"With employees spending eight hours a day on average at their place of employment, a lot of people may not be aware of all of the calories they get from work, especially from foods they get for free".
Nearly one-in-four participants obtained food from work at least once a week and the average weekly calories consumed was nearly 1,300.
The food tended to be high in empty calories - those from solid fats and/or added sugars - with more than 70 per cent of the calories coming from food that was obtained for free.
The latest research, presented at an American Society for Nutrition meeting in Boston, said workplace foods are fuelling unhealthy eating.
As most of the food the employees received at work was free, the employers may now have to consider encouraging healthy food options at social events and meetings, said Onufrak.
Just think about the last time you heard a co-worker shout "free celery sticks in the break room!"
The first national study looking at what people eat at work and found that workers took in an average of 1,200 calories worth of food and beverages per person, per week. And how much calories are they exactly consuming?
"Our results suggest that the foods people get from work do not align well with the recommendations in the Dietary Guidelines for Americans", he said in his statement.
The food and beverages that were analyzed by the researchers were that which the employees purchased at work from vending machines or cafeterias or which were obtained for free at meetings, social events at workplaces, common areas, etc.
The results of the study of 5,222 employees across the United States suggest that workplaces can play an important role to help ensure access to and promote healthier food options.
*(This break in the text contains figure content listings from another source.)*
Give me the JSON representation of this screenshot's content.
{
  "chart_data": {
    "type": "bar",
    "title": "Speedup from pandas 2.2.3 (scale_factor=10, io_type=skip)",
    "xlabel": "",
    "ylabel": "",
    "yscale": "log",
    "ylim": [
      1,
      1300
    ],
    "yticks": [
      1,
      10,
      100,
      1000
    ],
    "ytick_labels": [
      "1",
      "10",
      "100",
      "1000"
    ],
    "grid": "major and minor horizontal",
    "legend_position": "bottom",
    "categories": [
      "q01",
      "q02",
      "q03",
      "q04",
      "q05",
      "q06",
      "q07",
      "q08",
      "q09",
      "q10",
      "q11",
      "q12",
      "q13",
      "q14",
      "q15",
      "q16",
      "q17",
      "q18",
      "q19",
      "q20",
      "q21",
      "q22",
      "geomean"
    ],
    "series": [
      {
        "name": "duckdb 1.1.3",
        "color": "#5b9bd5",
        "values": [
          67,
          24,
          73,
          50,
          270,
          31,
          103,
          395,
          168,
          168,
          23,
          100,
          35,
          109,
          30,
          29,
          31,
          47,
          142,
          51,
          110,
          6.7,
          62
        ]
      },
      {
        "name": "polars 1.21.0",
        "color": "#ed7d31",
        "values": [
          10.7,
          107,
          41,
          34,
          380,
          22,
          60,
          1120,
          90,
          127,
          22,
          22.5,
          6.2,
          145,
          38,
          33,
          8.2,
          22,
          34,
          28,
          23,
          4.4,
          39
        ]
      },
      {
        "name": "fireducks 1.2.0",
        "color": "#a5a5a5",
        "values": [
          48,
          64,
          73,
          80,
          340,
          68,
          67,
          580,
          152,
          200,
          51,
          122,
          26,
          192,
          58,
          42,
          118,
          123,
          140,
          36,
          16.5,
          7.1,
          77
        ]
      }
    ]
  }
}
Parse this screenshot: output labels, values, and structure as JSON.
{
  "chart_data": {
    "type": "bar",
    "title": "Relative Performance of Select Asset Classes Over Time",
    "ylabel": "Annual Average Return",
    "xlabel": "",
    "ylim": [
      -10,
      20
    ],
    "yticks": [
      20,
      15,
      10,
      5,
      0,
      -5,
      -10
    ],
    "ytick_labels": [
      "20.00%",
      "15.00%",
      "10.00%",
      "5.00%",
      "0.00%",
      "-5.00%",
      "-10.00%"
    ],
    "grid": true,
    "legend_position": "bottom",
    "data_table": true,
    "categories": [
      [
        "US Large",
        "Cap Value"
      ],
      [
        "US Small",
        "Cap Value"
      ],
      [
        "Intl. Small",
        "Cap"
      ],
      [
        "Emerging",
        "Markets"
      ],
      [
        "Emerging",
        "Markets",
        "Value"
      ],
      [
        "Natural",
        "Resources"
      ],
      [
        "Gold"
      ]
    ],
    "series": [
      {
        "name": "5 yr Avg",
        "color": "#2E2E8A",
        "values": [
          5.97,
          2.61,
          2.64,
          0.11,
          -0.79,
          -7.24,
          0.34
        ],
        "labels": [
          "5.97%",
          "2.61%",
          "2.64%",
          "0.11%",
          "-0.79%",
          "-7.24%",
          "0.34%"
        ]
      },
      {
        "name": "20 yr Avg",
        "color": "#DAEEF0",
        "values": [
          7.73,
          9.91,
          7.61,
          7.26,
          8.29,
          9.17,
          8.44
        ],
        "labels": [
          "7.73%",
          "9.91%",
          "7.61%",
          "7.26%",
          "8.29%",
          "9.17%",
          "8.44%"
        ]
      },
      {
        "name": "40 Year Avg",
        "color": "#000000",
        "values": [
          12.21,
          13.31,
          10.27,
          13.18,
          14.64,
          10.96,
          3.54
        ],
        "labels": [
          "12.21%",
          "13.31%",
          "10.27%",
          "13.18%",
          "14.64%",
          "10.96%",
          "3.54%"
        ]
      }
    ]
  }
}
They can install vending machines which come with healthier options and ensure the employees are offered with healthier choices at the workplace cafeterias.
The study included more than 5,200 people from a nationally representative group that completed a U.S. Department of Agriculture survey in 2012 and 2013. Vending machines could swap their cheese-flavored corn chips, at 250 calories with little nutritional value, for sunflower seeds that include healthy fats and fiber, at 160 calories. For their next study, the team will conduct a similar analysis using another dataset involving foods that are specifically purchased from vending machines and cafeterias in the workplace. The reason why this food is typically unhealthy is quite straightforward: employers want to give employees tasty food, often sweet.
"We have salad, French fries and pizza. among that list, there weren't a lot of nutrient-dense foods", Onufrak said.